Mean 24-hour blood pressure (BP) was not different between VEH and AZL treatment groups. BP elevation with ANG II infusion (121 ± 5 mm Hg) was normalized with AZL cotreatment (86 ± 3 mm Hg). The ANG II-induced renal damage was seen to decrease and cardiac hypertrophy was prevented with AZL cotreatment. Plasma ANG-(1-7) levels (pg/ml) increased with AZL treatment (219 ± 22) and AZL + ANG II infusion (264 ± 93) compared to VEH (74.62 ± 8). AZL treatment led to an increase in the ratio of EETs to their dihydroxyeicosatrienoic acid (DHET) metabolites and reduced 20-HETE levels.

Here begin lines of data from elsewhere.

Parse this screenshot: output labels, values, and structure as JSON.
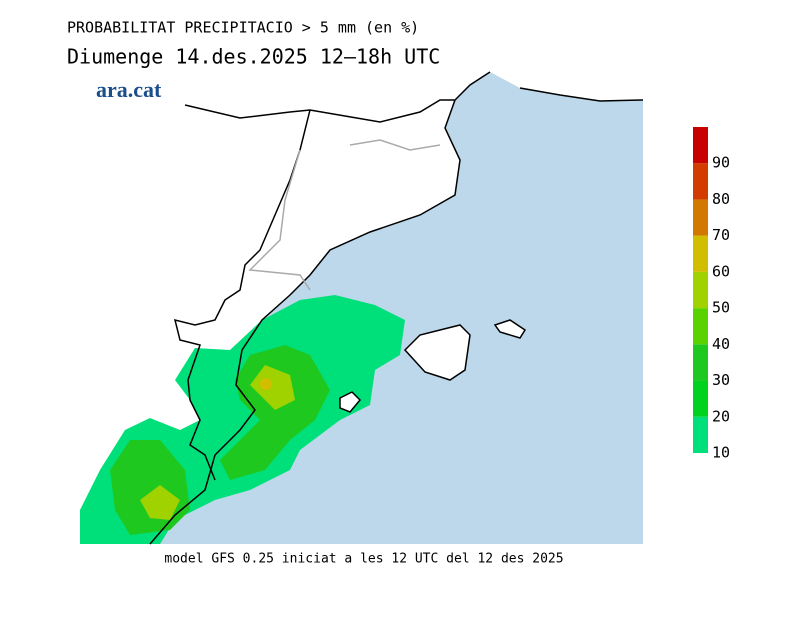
{
  "header": {
    "title": "PROBABILITAT PRECIPITACIO > 5 mm (en %)",
    "subtitle": "Diumenge  14.des.2025 12‒18h UTC",
    "logo": "ara.cat"
  },
  "legend": {
    "lim": [
      10,
      100
    ],
    "ticks": [
      10,
      20,
      30,
      40,
      50,
      60,
      70,
      80,
      90
    ],
    "colors": [
      "#00e07a",
      "#00d21e",
      "#1ec81e",
      "#5ad200",
      "#a0d200",
      "#d2be00",
      "#d27800",
      "#d23c00",
      "#c80000"
    ]
  },
  "footer": "model GFS 0.25 iniciat a les 12 UTC del 12 des 2025"
}
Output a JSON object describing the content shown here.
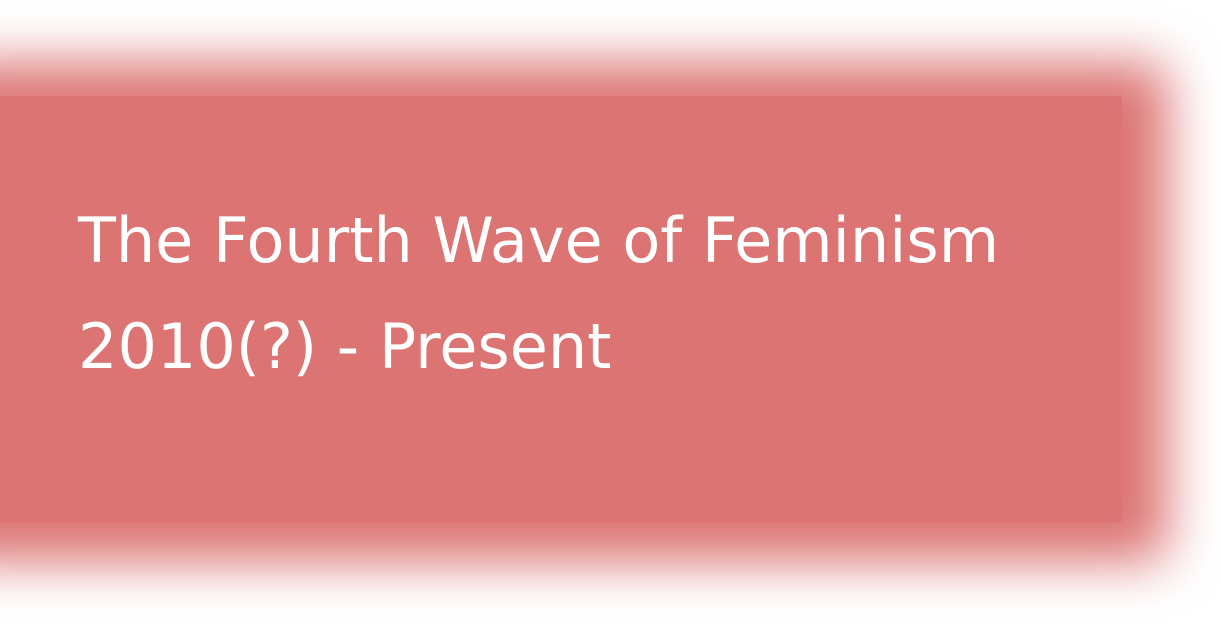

AZL treatment completely counteracted the ANG II-induced increase in BP, prevented cardiac hypertrophy, attenuated renal damage, and improved ANG-(1-7) and EET/DHET ratio; at the same time, it decreased 20-HETE levels.

The findings from the study were published in the American Journal of Hypertension.